A, B are fixed points with coordinates (0,a) and (0,b) (a>0,b>0). P is a variable point (x,0) referred to as the rectangular axis. If the angle \(\angle\)APB is maximum, then

• A. x²=ab
• B. x²=a+b
• C. x=\(\frac{1}{ab}\)
• D. x=\(\frac{a+b}{2}\)

Answer 1

The Correct Option is A

Given:
Points \( A(0, a) \), \( B(0, b) \), with \( a > 0 \), \( b > 0 \), and point \( P(x, 0) \) on the x-axis.

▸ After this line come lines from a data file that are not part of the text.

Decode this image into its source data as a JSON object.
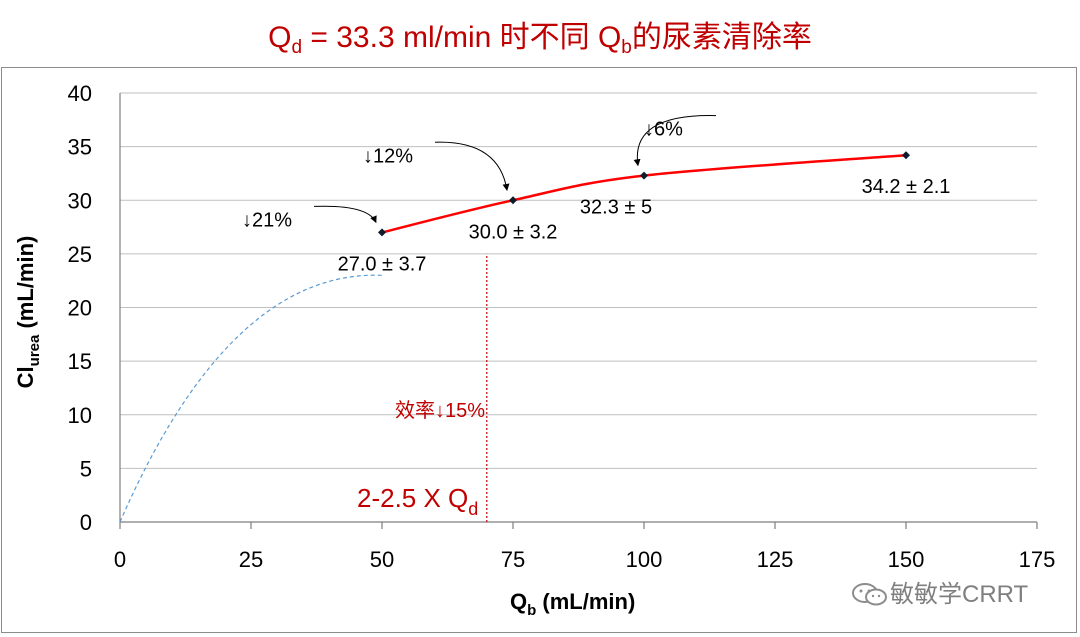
{
  "title": {
    "pre": "Q",
    "pre_sub": "d",
    "mid": " = 33.3 ml/min 时不同 Q",
    "mid_sub": "b",
    "post": "的尿素清除率"
  },
  "chart_data": {
    "type": "line",
    "x": [
      50,
      75,
      100,
      150
    ],
    "series": [
      {
        "values": [
          27.0,
          30.0,
          32.3,
          34.2
        ],
        "color": "#ff0000"
      }
    ],
    "extrapolation": {
      "x": [
        0,
        50
      ],
      "y_end": 23,
      "color": "#5b9bd5",
      "style": "dashed"
    },
    "data_labels": [
      "27.0 ± 3.7",
      "30.0 ± 3.2",
      "32.3 ± 5",
      "34.2 ± 2.1"
    ],
    "decrease_labels": [
      "↓21%",
      "↓12%",
      "↓6%"
    ],
    "xlabel": {
      "main": "Q",
      "sub": "b",
      "rest": " (mL/min)"
    },
    "ylabel": {
      "main": "Cl",
      "sub": "urea",
      "rest": " (mL/min)"
    },
    "xlim": [
      0,
      175
    ],
    "ylim": [
      0,
      40
    ],
    "xticks": [
      0,
      25,
      50,
      75,
      100,
      125,
      150,
      175
    ],
    "yticks": [
      0,
      5,
      10,
      15,
      20,
      25,
      30,
      35,
      40
    ],
    "grid": true,
    "reference_line": {
      "x": 70,
      "from_y": 0,
      "to_y": 25,
      "color": "#c00000",
      "style": "dotted"
    },
    "reference_label": "效率↓15%",
    "reference_x_label": {
      "main": "2-2.5 X Q",
      "sub": "d"
    }
  },
  "watermark": "敏敏学CRRT",
  "colors": {
    "title": "#c00000",
    "grid": "#bfbfbf",
    "marker": "#0d1b2a"
  }
}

We want to maximize angle \( \angle APB \). 

Step 1: Slopes of lines AP and BP
\[ \text{slope of } AP = -\frac{a}{x}, \quad \text{slope of } BP = -\frac{b}{x} \]
Step 2: Use angle between lines formula
\[ \tan(\angle APB) = \left| \frac{m_1 - m_2}{1 + m_1 m_2} \right| = \left| \frac{\frac{b-a}{x}}{1 + \frac{ab}{x^2}} \right| = \left| \frac{(b-a)x}{x^2 + ab} \right| \]
Step 3: Maximize the expression
Let: \[ f(x) = \frac{(b-a)x}{x^2 + ab} \]
Using the quotient rule: \[ f'(x) = \frac{(b-a)(ab - x^2)}{(x^2 + ab)^2} \]
Set \( f'(x) = 0 \) to find maximum: \[ (b - a)(ab - x^2) = 0 \Rightarrow x^2 = ab \Rightarrow x = \sqrt{ab} \]
Conclusion:
The angle \( \angle APB \) is maximum when: \[ \boxed{x = \sqrt{ab}} \]
Correct answer: Option (A)